The good thing is we don’t have to worry about theorizing about/experimenting with paper towel tubes. His daughter is an Olympic-trained gymnast, after all.
He’s not just famous, guys. He’s INfamous!
Keep feeding that troll, people.
Yes, you’re certainly the center of attraction here. Do you have any idea why?
I am very certain why.
I’m not interested, so I’m not going to post to this thread.
edited to add:
Dammit!
Even I know that this thread is small time compared to some of the other trolls pitted in the past. Keep chipping away though.
What I’m saying is there is a difference between people who care, and people who are just enjoying watching you go down in flames. If having a thread like this “dedicated” to you (my God, the narcissism, that you consider this a dedication) turns you on, then by all means keep stroking that Trumpian dick of yours. A lot of people will be stroking theirs when your daughters end up on PornHub.
Personally, I’m enjoying the jabs by other posters at Shag’s expense, and then his lame ripostes in a thread he was never going to post in 60 times.
It’s funny, though somewhat pathetic, that he tries to refute those jabs by simply repeating the stuff he was pitted for in the first place. He’s like a dog who never stops falling for the pretend-to-throw-the-ball thing.
This is a bleak look into the mind of a Trump.

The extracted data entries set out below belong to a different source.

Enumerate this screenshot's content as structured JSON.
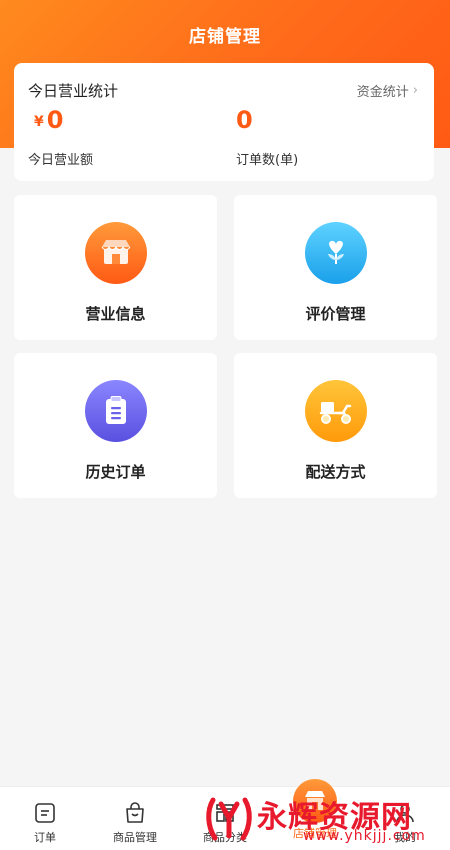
{
  "header": {
    "title": "店铺管理"
  },
  "stats": {
    "title": "今日营业统计",
    "link_label": "资金统计",
    "revenue_currency": "¥",
    "revenue_value": "0",
    "revenue_label": "今日营业额",
    "orders_value": "0",
    "orders_label": "订单数(单)"
  },
  "tiles": [
    {
      "label": "营业信息",
      "icon": "storefront-icon",
      "color": "#ff6a1a"
    },
    {
      "label": "评价管理",
      "icon": "heart-flower-icon",
      "color": "#1aa0ea"
    },
    {
      "label": "历史订单",
      "icon": "clipboard-icon",
      "color": "#5a50e0"
    },
    {
      "label": "配送方式",
      "icon": "scooter-icon",
      "color": "#ff9a0a"
    }
  ],
  "tabbar": {
    "items": [
      {
        "label": "订单",
        "icon": "order-icon"
      },
      {
        "label": "商品管理",
        "icon": "shopping-bag-icon"
      },
      {
        "label": "商品分类",
        "icon": "category-icon"
      },
      {
        "label": "店铺管理",
        "icon": "store-icon",
        "active": true
      },
      {
        "label": "我的",
        "icon": "user-icon"
      }
    ]
  },
  "watermark": {
    "text": "永辉资源网",
    "url": "www.yhkjjj.com"
  },
  "colors": {
    "accent": "#ff6a1a",
    "background": "#f5f5f5",
    "watermark": "#e8192c"
  }
}
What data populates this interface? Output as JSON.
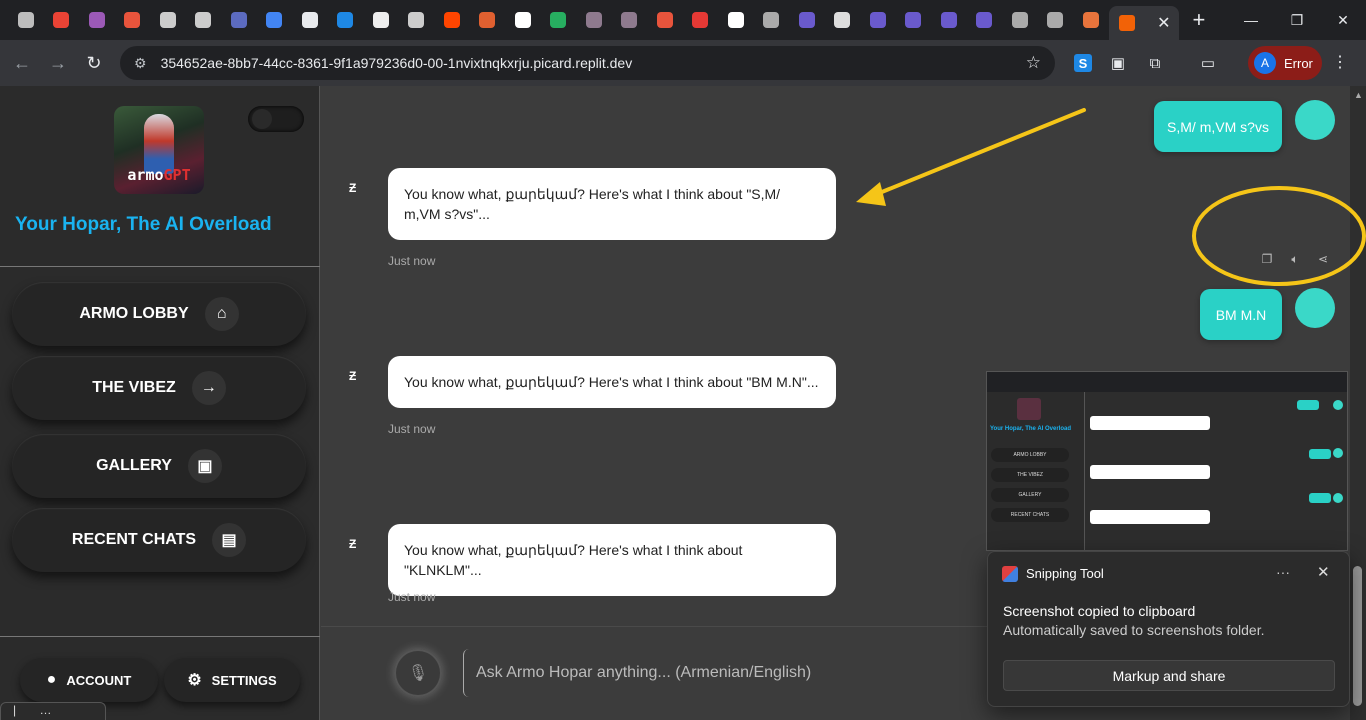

Even roomier than I expected.
You know, it’d be funny if you were the only female Doper to think Shag is a genuine rawboned stud. Say his bad-boyness attracted you and won you over, because you felt the need to change him for the better through nurture or something.
Then you two have a public breakup and provide the rest of us with massive online drama.
I’m in.
And they say you’re a misogynist. Clearly you’re this generation’s Alan Alda.
They don’t call coin collectors numismagynists for a reason. Clearly people really like and appreciate things that they focus their attention on. My problem is that I like hot women a little too much and I am addicted to dating apps but I stopped now that I have my current one but it is going to kick right back in if things don’t work out with her. I was talking to the Russian poker player today and, if she is still available, there is absolutely no way I am not going out with her.
When I was in college, my roommate had a friend who talked exactly like you do. He didn’t have any idea how to deal with real-life women (and it was obvious to everyone except him that he didn’t even really like women). He was the most obvious closet case I’d ever met until I started reading your posts. (He eventually came out and I’d heard he’d been with his partner/husband? for like 15 years now)
Dude. Stop pretending. Come out of the closet and embrace the rainbow. You’ll be happier, the women you’re faux-dating will be happier and your daughters won’t be skeeved out by you pretending to lust over their hawt young nymphette bodies to overcompensate.
Sorry, ain’t happening!
The sorry way he hits on every woman in this thread whom he misinterprets to give him some rope should tell you all about his elaborate dating strategies and resulting success. A rich heiress for every day of the week my ass :smack:.
This. Ever wonder why he was so obsessed with a “Gay-O-Meter?” He just wanted to know if there was a device that someone could point at him and say, “Ah-Hah!”